Provide financial literacy training

Letters

THE media statement by the Department of Commerce and Industry regarding financial partnership agreement to roll out K200 million for SME with the Bank of South Pacific (BSP) and the National Development Bank (NDB) in The National on Sept 7 is well articulated.
The policy covers individuals and organised groups in two categories as a start-up loan and a grower loan.
The start-up loan aims to support those who are not yet in business or targeting new business.
The loan aims to support those already in business.
The support comes as a loan through the two banks (BSP and NDB) with their terms and conditions that must to be met by potential SME loan applicants.
As this is a loan, the principle loan amount taken out should be repaid with an interest over the agreed period of time.
The support is timely and inclusive and stands to enable those who need assistance.
Though the support is well-intended, it is a risky investment by the Government with millions of kina.
The risk is that only a few borrowers will survive while most of them will not survive due to many challenges of operating businesses.
For positive results in the SME sector, capacity building of the SME participants through financial literacy skills training is important.
Firstly, most SMEs struggle, do not grow, or expand due to lack of skills and knowledge.
Secondly, the start-up for SME is critical as the participant is a new comer into business.
These people will not have the business skills and knowledge therefore will need financial literacy training.

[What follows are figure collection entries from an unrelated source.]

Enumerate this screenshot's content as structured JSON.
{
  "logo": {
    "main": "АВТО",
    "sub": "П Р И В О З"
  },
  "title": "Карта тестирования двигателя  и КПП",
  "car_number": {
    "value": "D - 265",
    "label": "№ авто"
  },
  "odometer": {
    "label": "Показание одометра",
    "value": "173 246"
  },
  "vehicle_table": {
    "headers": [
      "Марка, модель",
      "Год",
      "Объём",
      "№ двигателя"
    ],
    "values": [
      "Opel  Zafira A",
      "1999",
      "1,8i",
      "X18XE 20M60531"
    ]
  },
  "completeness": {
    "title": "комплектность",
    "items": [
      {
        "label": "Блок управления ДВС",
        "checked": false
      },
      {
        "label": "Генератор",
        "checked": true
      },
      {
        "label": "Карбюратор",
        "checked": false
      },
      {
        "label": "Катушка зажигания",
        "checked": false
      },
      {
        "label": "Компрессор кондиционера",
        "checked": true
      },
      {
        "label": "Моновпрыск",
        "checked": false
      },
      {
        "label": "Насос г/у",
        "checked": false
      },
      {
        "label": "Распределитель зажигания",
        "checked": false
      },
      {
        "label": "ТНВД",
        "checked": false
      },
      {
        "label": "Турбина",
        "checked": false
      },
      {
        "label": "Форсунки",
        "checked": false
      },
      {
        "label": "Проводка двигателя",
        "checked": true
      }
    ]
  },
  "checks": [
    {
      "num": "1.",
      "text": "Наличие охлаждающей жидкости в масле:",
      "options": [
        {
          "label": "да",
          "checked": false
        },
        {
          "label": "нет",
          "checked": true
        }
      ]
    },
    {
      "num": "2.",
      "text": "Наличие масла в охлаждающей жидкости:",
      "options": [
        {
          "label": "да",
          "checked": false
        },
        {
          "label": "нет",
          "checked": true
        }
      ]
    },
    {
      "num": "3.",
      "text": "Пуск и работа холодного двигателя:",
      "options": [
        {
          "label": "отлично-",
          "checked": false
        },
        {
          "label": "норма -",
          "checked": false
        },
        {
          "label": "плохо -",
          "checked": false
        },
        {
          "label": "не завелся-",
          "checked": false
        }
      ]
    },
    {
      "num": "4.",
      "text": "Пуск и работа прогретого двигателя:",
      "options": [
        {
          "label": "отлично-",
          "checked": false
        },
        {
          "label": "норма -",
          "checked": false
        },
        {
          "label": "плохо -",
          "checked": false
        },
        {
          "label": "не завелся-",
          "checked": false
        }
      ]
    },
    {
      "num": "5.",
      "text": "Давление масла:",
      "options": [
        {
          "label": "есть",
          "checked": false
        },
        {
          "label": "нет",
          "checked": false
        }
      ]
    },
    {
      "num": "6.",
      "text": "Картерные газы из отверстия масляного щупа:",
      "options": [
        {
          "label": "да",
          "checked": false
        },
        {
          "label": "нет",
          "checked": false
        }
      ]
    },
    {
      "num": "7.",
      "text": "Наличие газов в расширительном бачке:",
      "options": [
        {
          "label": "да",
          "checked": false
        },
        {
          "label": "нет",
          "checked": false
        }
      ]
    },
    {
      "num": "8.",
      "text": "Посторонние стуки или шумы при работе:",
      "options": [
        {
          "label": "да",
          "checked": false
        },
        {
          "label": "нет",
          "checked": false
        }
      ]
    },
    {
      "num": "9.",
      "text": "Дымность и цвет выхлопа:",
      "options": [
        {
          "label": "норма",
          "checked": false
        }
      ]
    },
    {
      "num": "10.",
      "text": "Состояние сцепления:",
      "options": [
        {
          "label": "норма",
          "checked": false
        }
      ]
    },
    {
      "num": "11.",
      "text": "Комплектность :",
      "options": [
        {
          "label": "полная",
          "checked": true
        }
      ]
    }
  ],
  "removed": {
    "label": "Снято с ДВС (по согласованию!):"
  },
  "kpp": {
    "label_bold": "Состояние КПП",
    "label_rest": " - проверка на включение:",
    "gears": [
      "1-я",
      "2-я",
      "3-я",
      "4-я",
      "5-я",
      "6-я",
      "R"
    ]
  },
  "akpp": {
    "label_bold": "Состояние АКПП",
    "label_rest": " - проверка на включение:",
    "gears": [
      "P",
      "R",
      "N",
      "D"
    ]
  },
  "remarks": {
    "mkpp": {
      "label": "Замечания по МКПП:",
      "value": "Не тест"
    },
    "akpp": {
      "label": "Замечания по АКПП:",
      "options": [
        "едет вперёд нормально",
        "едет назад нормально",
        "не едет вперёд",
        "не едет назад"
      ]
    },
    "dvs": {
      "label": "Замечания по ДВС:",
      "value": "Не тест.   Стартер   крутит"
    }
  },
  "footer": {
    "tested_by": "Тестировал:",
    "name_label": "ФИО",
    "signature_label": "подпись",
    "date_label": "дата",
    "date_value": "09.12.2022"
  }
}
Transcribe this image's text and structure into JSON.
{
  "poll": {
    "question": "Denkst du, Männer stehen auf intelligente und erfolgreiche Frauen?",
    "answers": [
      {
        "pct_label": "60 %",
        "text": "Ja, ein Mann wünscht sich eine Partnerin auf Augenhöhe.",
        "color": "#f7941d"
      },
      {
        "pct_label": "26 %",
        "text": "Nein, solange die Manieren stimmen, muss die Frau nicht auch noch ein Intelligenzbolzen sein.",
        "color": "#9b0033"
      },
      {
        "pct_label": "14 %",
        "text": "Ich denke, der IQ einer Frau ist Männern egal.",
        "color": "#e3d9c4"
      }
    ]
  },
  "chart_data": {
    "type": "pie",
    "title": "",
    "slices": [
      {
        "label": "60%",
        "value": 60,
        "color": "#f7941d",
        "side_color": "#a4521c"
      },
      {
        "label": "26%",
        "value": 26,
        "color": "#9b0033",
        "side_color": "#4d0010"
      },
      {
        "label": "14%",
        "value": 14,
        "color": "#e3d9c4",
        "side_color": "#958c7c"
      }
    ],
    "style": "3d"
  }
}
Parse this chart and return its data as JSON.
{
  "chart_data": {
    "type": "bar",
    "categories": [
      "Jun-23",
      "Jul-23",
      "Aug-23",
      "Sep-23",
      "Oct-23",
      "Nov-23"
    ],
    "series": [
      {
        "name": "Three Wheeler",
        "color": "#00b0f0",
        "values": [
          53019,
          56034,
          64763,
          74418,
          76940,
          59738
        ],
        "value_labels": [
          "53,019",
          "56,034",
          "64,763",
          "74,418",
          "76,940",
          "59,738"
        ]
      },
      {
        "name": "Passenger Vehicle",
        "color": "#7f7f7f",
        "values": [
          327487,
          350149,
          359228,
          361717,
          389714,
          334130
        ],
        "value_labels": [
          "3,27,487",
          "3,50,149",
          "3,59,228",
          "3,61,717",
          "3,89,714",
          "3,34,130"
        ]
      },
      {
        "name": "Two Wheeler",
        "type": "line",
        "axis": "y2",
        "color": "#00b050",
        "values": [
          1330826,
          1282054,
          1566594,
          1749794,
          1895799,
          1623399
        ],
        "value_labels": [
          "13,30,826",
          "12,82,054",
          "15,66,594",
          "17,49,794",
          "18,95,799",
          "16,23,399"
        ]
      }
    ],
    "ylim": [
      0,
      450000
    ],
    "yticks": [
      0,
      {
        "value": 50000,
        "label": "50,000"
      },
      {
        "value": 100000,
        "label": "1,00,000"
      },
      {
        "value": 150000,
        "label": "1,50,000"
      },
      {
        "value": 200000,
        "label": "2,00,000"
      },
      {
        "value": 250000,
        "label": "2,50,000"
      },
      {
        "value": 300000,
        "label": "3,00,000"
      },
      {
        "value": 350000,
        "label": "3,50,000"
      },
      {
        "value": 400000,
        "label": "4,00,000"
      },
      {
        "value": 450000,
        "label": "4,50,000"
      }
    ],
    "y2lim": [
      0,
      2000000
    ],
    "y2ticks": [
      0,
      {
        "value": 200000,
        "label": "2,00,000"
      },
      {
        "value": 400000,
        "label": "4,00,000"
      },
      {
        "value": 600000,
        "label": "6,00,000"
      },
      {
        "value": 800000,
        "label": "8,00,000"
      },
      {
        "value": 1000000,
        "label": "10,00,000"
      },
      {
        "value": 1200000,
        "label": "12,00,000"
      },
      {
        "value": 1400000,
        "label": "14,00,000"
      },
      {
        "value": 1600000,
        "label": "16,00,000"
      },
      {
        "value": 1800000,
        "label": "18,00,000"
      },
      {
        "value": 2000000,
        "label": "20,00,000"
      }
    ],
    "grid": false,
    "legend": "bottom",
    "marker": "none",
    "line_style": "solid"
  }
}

Given the impediments for success in SME business, it is critical that financial literacy skills’ training is considered a priority by BSP and NDB.
The loan condition (four) states clearly that applicants must possess ‘financial literacy skills’.
As a financial literacy skills training provider, I see that all other loan conditions set out are captured in the financial literacy trainings conducted.
For maximum returns to SMEs, the banks and the government should prioritise and fund financial literacy skills training for applicants to attend and equip themselves.
As required, loan applicants will have met the financial literacy skills through presentation of the certificate.
In summary, financial literacy skills training is necessary to grow the overall investment for success achieve desired outcomes.
The lack of training will result in failure.
With the government’s seriousness in promoting SME sector with massive investment, BSP and NDB should consider creating partnership with financial literacy skills training providers.
This is to help roll out the policy directives for the success of the investment.
Let’s support our people and move PNG forward.